Toujours dans ce livre intitulé : » ????????? ???? ????? » que je m’empresse de traduire en « Mauritanie, racines et passerelles » (plutôt que ponts !) l’auteur, ébahi, a le courage de continuer ses confessions, ou son auto –critique, en reconnaissant : « … Et il était devenu clair, pour moi, que les étudiants poular et soninkés…que j’ai connus dans les mahadra et avec lesquels nous avons étudié n’étaient pas des cas isolés, mais étaient le produit de nations et civilisations africaines islamiques anciennes et importantes.»
Et le zawi (terme que je traduis par » marabout « , » mandarin « , » clerc » etc.) ne peut empêcher, avec tous ses talismans et gri-gri, le naturel de revenir au galop. Il élargit, (pour se faire pardonner?) le débat en formulant bien plus ardents souhaits : le renforcement de la solidarité entre ethnies, prélude au renforcement de l’unité nationale et à l’émergence d’une entité microsome de l’Afrique du Nord et de l’Afrique soudanaise dotée pourtant de sa personnalité et identités propres, mais métissée, réelle et consensuelle, et, sans doute, dédiée à rapprocher, à relier mêmes ces deux ensembles complémentaires.
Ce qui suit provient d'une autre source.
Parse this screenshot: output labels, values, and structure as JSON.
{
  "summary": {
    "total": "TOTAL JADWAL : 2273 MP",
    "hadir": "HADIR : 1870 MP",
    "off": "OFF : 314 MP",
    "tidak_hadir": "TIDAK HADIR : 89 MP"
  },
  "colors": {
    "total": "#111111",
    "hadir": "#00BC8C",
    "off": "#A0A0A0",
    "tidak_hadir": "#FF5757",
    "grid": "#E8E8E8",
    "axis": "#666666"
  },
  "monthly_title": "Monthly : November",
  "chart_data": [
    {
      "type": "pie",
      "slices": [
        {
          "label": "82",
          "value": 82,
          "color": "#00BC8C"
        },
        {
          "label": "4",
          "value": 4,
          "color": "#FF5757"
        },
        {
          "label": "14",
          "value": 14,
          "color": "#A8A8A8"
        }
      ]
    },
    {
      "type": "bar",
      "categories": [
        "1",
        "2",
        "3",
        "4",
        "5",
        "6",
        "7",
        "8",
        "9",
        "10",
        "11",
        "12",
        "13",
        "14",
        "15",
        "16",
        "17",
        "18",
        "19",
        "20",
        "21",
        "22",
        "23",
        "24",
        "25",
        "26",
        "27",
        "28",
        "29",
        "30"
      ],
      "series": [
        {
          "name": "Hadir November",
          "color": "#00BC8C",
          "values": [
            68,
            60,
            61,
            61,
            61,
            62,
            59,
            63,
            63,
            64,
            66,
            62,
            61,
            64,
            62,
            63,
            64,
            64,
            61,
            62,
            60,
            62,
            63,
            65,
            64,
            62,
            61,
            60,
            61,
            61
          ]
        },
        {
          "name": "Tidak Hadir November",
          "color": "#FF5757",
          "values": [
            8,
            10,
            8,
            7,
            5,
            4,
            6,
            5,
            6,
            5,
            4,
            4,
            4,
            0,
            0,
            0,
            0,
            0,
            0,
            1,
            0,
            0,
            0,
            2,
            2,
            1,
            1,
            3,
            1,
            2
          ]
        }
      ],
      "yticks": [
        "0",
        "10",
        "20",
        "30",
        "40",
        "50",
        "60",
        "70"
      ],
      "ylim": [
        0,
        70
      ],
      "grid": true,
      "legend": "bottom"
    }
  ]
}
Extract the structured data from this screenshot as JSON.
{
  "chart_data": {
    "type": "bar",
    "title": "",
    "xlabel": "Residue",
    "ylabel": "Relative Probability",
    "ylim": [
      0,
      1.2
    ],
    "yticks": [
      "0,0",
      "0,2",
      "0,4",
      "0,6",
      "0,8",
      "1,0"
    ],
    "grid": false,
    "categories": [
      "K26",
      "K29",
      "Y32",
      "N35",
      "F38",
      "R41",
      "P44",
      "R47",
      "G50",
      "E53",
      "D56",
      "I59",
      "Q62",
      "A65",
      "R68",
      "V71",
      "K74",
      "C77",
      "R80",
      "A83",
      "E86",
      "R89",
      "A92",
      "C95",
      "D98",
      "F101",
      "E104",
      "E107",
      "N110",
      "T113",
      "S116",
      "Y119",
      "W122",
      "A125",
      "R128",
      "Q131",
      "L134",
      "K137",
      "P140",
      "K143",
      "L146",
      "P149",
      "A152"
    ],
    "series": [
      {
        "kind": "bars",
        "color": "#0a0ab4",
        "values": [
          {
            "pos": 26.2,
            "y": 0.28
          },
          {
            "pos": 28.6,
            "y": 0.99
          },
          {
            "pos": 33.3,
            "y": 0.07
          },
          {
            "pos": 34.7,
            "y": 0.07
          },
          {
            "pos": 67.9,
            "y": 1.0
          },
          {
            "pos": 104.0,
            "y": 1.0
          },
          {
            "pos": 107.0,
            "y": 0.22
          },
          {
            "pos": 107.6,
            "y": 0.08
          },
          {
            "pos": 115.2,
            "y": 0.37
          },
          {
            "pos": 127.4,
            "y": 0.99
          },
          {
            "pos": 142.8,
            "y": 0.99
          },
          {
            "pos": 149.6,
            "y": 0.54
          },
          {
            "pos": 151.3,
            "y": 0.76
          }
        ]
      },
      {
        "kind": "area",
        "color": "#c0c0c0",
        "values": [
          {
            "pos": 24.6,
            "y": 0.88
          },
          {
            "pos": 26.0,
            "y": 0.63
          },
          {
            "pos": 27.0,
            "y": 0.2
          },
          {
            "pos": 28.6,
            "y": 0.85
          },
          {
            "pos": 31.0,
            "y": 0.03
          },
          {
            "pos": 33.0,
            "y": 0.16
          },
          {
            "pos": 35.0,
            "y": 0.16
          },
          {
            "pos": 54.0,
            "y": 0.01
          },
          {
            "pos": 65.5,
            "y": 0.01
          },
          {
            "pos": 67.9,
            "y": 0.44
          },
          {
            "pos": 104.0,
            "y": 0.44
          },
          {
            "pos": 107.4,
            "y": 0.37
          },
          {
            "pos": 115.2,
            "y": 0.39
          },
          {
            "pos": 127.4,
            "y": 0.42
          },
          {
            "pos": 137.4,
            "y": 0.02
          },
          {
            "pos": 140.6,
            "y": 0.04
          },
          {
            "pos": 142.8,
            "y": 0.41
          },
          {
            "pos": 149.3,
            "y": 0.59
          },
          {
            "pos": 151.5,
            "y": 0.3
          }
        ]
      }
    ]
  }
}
Ainsi il exhorte franchement, dit-il « la jeunesse de Mauritanie… née de mère arabe ou poular ou soninké ou wolof à donner priorité totale, main dans la main, au renforcement de l’identité mauritanienne(commune)… chacun utilisant son prolongement (culturel et humain) septentrional ou méridional … » à cette fin.
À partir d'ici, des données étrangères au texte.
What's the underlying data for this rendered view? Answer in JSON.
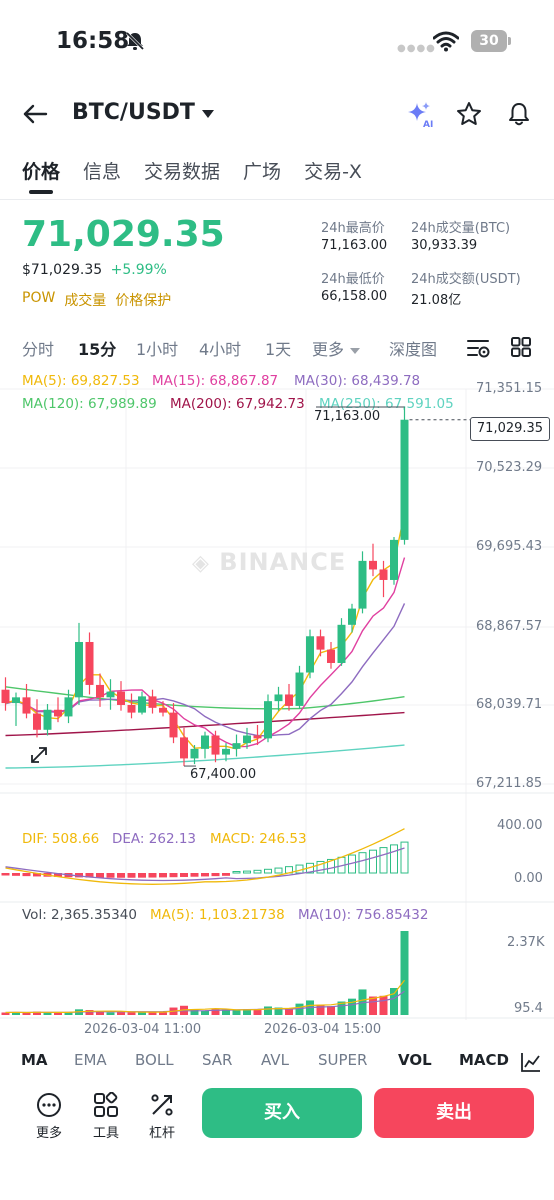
{
  "status_bar": {
    "time": "16:58",
    "battery": "30"
  },
  "header": {
    "pair": "BTC/USDT"
  },
  "tabs": [
    {
      "label": "价格"
    },
    {
      "label": "信息"
    },
    {
      "label": "交易数据"
    },
    {
      "label": "广场"
    },
    {
      "label": "交易-X"
    }
  ],
  "price": {
    "last": "71,029.35",
    "usd": "$71,029.35",
    "change": "+5.99%",
    "tags": [
      "POW",
      "成交量",
      "价格保护"
    ]
  },
  "stats": {
    "high_label": "24h最高价",
    "high_value": "71,163.00",
    "vol_btc_label": "24h成交量(BTC)",
    "vol_btc_value": "30,933.39",
    "low_label": "24h最低价",
    "low_value": "66,158.00",
    "vol_usdt_label": "24h成交额(USDT)",
    "vol_usdt_value": "21.08亿"
  },
  "intervals": {
    "items": [
      "分时",
      "15分",
      "1小时",
      "4小时",
      "1天",
      "更多",
      "深度图"
    ],
    "active": "15分"
  },
  "ma_legend": {
    "ma5": "MA(5): 69,827.53",
    "ma15": "MA(15): 68,867.87",
    "ma30": "MA(30): 68,439.78",
    "ma120": "MA(120): 67,989.89",
    "ma200": "MA(200): 67,942.73",
    "ma250": "MA(250): 67,591.05"
  },
  "macd_legend": {
    "dif": "DIF: 508.66",
    "dea": "DEA: 262.13",
    "macd": "MACD: 246.53"
  },
  "vol_legend": {
    "vol": "Vol: 2,365.35340",
    "ma5": "MA(5): 1,103.21738",
    "ma10": "MA(10): 756.85432"
  },
  "watermark": "BINANCE",
  "colors": {
    "up": "#2ebd85",
    "down": "#f6465d",
    "ma5": "#f0b90b",
    "ma15": "#e040a0",
    "ma30": "#8e6cc0",
    "ma120": "#4ec66a",
    "ma200": "#a0154a",
    "ma250": "#5fd3c0",
    "tag": "#c99400"
  },
  "chart_data": {
    "type": "candlestick",
    "price_axis": [
      "71,351.15",
      "70,523.29",
      "69,695.43",
      "68,867.57",
      "68,039.71",
      "67,211.85"
    ],
    "price_range": [
      67211.85,
      71351.15
    ],
    "macd_axis": [
      "400.00",
      "0.00"
    ],
    "volume_axis": [
      "2.37K",
      "95.4"
    ],
    "time_labels": [
      "2026-03-04 11:00",
      "2026-03-04 15:00"
    ],
    "current_price": "71,029.35",
    "high_marker": "71,163.00",
    "low_marker": "67,400.00",
    "candles": [
      {
        "o": 68200,
        "h": 68330,
        "l": 67980,
        "c": 68060
      },
      {
        "o": 68060,
        "h": 68170,
        "l": 67820,
        "c": 68120
      },
      {
        "o": 68120,
        "h": 68260,
        "l": 67900,
        "c": 67950
      },
      {
        "o": 67950,
        "h": 68100,
        "l": 67700,
        "c": 67780
      },
      {
        "o": 67780,
        "h": 68050,
        "l": 67720,
        "c": 67990
      },
      {
        "o": 67990,
        "h": 68120,
        "l": 67860,
        "c": 67920
      },
      {
        "o": 67920,
        "h": 68200,
        "l": 67850,
        "c": 68120
      },
      {
        "o": 68120,
        "h": 68900,
        "l": 68040,
        "c": 68700
      },
      {
        "o": 68700,
        "h": 68800,
        "l": 68150,
        "c": 68250
      },
      {
        "o": 68250,
        "h": 68370,
        "l": 68020,
        "c": 68120
      },
      {
        "o": 68120,
        "h": 68310,
        "l": 67990,
        "c": 68180
      },
      {
        "o": 68180,
        "h": 68290,
        "l": 67980,
        "c": 68040
      },
      {
        "o": 68040,
        "h": 68160,
        "l": 67900,
        "c": 67960
      },
      {
        "o": 67960,
        "h": 68180,
        "l": 67940,
        "c": 68130
      },
      {
        "o": 68130,
        "h": 68200,
        "l": 67950,
        "c": 68010
      },
      {
        "o": 68010,
        "h": 68080,
        "l": 67920,
        "c": 67960
      },
      {
        "o": 67960,
        "h": 68060,
        "l": 67640,
        "c": 67700
      },
      {
        "o": 67700,
        "h": 67800,
        "l": 67400,
        "c": 67480
      },
      {
        "o": 67480,
        "h": 67620,
        "l": 67420,
        "c": 67580
      },
      {
        "o": 67580,
        "h": 67760,
        "l": 67480,
        "c": 67720
      },
      {
        "o": 67720,
        "h": 67770,
        "l": 67440,
        "c": 67520
      },
      {
        "o": 67520,
        "h": 67640,
        "l": 67450,
        "c": 67580
      },
      {
        "o": 67580,
        "h": 67730,
        "l": 67500,
        "c": 67640
      },
      {
        "o": 67640,
        "h": 67800,
        "l": 67580,
        "c": 67720
      },
      {
        "o": 67720,
        "h": 67830,
        "l": 67620,
        "c": 67690
      },
      {
        "o": 67690,
        "h": 68150,
        "l": 67650,
        "c": 68080
      },
      {
        "o": 68080,
        "h": 68230,
        "l": 67980,
        "c": 68150
      },
      {
        "o": 68150,
        "h": 68260,
        "l": 67980,
        "c": 68030
      },
      {
        "o": 68030,
        "h": 68450,
        "l": 68000,
        "c": 68380
      },
      {
        "o": 68380,
        "h": 68830,
        "l": 68320,
        "c": 68760
      },
      {
        "o": 68760,
        "h": 68830,
        "l": 68550,
        "c": 68620
      },
      {
        "o": 68620,
        "h": 68700,
        "l": 68420,
        "c": 68480
      },
      {
        "o": 68480,
        "h": 68950,
        "l": 68450,
        "c": 68880
      },
      {
        "o": 68880,
        "h": 69100,
        "l": 68800,
        "c": 69050
      },
      {
        "o": 69050,
        "h": 69650,
        "l": 69000,
        "c": 69550
      },
      {
        "o": 69550,
        "h": 69730,
        "l": 69390,
        "c": 69460
      },
      {
        "o": 69460,
        "h": 69550,
        "l": 69170,
        "c": 69350
      },
      {
        "o": 69350,
        "h": 69800,
        "l": 69300,
        "c": 69770
      },
      {
        "o": 69770,
        "h": 71163,
        "l": 69720,
        "c": 71029.35
      }
    ],
    "volumes": [
      70,
      80,
      60,
      95,
      70,
      60,
      85,
      160,
      140,
      90,
      70,
      80,
      75,
      95,
      85,
      70,
      210,
      260,
      150,
      120,
      165,
      145,
      140,
      165,
      150,
      240,
      210,
      170,
      320,
      410,
      290,
      250,
      380,
      460,
      720,
      520,
      540,
      760,
      2365
    ]
  }
}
La conclusion de son livre, dans laquelle sont puisées les citations précédentes, s’ouvre par ce vœux : « …J e souhaite avoir pu ajouter un nouveau pan au tissu culturel national mauritanien, en fournissant au lecteur des informations archivées en des pages de l’histoire du pays et, en particulier, de contrées que les gens ont voulu ignorer pour des raisons objectives et pour d’autres raisons qui le sont bien moins… »
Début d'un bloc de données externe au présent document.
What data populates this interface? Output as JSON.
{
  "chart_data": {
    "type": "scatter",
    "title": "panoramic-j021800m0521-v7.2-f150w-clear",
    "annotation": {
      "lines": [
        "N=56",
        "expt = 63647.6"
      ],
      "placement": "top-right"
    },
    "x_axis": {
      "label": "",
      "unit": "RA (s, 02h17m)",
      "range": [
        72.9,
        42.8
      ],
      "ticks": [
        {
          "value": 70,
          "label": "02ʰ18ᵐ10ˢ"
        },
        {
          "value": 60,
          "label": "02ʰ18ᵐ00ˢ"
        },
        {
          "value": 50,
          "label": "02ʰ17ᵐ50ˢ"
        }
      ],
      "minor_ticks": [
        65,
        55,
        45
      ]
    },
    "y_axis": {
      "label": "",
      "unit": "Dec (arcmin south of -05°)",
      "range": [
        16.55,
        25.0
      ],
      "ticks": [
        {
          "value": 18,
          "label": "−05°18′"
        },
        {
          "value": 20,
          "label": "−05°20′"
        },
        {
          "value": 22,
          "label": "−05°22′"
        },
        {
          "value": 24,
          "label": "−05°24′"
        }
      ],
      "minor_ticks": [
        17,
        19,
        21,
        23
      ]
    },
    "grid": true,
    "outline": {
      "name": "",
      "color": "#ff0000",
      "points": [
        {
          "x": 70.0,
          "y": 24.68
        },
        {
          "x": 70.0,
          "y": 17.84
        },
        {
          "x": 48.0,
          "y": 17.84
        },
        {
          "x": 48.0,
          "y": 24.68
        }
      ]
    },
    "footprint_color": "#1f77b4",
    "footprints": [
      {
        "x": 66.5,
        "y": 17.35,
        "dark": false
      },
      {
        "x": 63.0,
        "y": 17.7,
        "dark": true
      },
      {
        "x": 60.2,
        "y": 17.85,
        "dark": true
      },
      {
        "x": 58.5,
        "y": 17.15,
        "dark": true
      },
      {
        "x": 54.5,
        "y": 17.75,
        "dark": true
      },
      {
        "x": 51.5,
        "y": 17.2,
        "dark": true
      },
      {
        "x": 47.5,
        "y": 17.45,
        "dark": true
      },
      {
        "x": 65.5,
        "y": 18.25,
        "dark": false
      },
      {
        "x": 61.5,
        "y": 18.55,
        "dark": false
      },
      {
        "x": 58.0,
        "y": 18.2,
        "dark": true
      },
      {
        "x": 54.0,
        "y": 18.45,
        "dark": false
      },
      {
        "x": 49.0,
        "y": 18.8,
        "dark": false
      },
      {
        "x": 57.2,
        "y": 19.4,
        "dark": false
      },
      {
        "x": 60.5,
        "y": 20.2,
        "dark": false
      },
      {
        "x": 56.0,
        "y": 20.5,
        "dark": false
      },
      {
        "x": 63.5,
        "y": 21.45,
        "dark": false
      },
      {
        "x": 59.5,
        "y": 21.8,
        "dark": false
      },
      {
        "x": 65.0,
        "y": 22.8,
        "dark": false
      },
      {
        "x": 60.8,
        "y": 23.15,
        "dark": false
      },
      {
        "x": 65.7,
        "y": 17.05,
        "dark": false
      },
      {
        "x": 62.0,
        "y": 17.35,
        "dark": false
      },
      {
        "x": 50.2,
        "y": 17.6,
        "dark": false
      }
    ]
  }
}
Je termine cette préface en assurant mon ami et collègue Mohamed Mahjoub, que sa très positive contribution sera appréciée et dénotera, plutôt dénote déjà , combien notre différenciation ethnique n’est valable que pour la sociologie. Elle est source de la richesse qui naît de la diversité des apports. Et qui plus est, le tronc est commun, les valeurs spirituelles sont communes, comme le sont nos contes et légendes, nos dévotions et, peut être, même nos rêves endormis ou éveillés !
Je suis sûr qu’à la fin de votre longue carrière, vous saurez Ambassadeur Boyé, à l’Unesco, ce carrefour où s’enlacent croyances, cultures et civilisations que séparent pourtant espaces et barrières de toutes sortes, contribuer à faire prendre conscience aux quatre mémoires et identités nationales mauritaniennes d’une vérité : combien elles s’abreuvent aux mêmes sources, communient aux mêmes lieux, quand elles ne sont pas tout simplement jumelles…
» Mauritanie, sources et passerelles » en constitue déjà , assurément le socle de base, le premier pas, celui surtout qui compte!
Nouakchott le 10 chewal 1427 et le 1er novembre 2006.
Ambassadeur Mohamed – Saïd Ould Hamody, écrivain- journaliste.